City could lose coveted Unesco marque next summer

Liverpool has set up a taskforce to head off the threat of being dropped from Unesco’s list of cities with world heritage status.

The heritage group gave the city a final warning, saying it would be removed from the list of world heritage sites as early as next summer unless the city reconsidered plans for its historic Docklands area.

If that were to happen, it would be third city to be struck off the list – after Oman in 2007 and the German city of Dresden two years later.

Liverpool mayor Joe Anderson said he hoped the group could “reset the relationship with Unesco”.

Announcing the decision to set up a taskforce, Anderson told heritage minister John Glen: “I welcome the Unesco challenge as it will enable us to highlight all the city’s achievements and re-energise the heritage agenda, which has been less visible than I would have liked.

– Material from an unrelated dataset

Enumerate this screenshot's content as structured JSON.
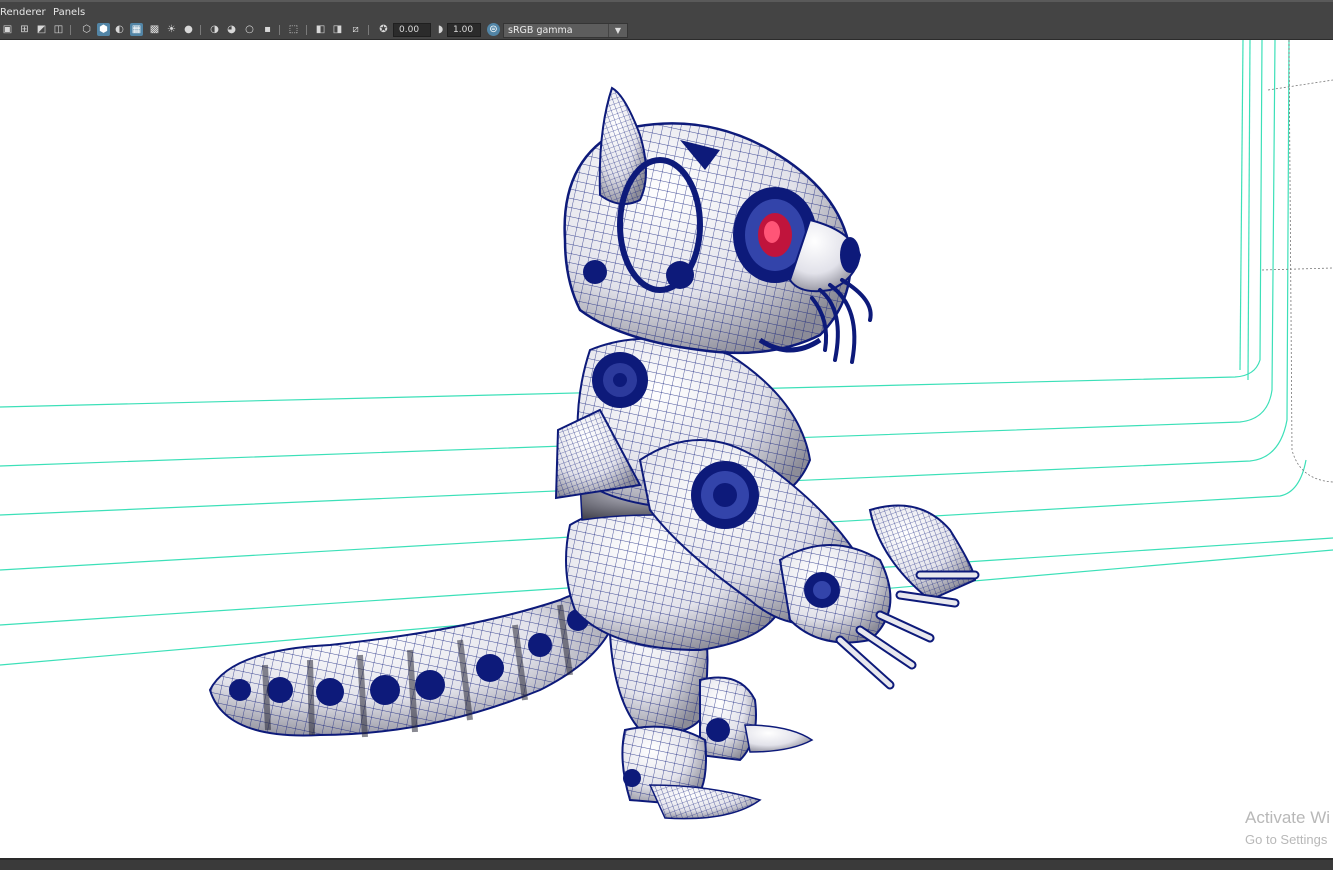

“I have established a Liverpool world heritage board to review our position, involve all the city stakeholders, and engage directly with Unesco with the objective of reaching agreement on the way forward. With the support and input of the [Department for Digital, Culture Media and Sport] I am sure this approach can ensure Liverpool’s world heritage status is secured.”

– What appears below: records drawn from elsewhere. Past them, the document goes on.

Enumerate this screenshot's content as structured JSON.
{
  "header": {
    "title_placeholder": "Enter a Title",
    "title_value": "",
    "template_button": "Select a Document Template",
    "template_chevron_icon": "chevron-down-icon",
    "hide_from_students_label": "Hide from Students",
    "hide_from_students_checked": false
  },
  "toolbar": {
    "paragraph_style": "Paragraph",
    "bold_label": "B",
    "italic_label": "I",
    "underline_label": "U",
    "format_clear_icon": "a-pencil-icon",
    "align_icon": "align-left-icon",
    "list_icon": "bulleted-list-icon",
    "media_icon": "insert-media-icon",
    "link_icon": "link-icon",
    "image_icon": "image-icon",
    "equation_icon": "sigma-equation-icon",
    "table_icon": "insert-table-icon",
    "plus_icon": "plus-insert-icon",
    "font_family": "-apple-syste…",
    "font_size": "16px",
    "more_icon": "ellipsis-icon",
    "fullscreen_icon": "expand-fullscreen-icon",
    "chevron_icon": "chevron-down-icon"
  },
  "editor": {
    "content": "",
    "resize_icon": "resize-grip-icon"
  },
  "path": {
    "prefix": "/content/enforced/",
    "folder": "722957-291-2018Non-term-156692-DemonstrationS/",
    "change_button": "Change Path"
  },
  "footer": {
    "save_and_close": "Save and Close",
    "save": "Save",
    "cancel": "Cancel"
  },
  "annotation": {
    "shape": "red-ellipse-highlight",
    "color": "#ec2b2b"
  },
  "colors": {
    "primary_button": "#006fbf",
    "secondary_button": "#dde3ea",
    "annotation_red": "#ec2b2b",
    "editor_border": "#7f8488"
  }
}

He said austerity had caused the city to lose focus on communicating the benefits that world heritage status brought to the economy, identity and self-esteem of Liverpool. But the council said almost £750m has been invested in historic assets within the Unesco-approved site, including the upgrade of 37 listed buildings since 2012.

The taskforce is headed by Sir David Henshaw, who was the chief executive at Liverpool city council when the city received the status in 2004, and includes Sir Neil Cossons, a former chair of English Heritage.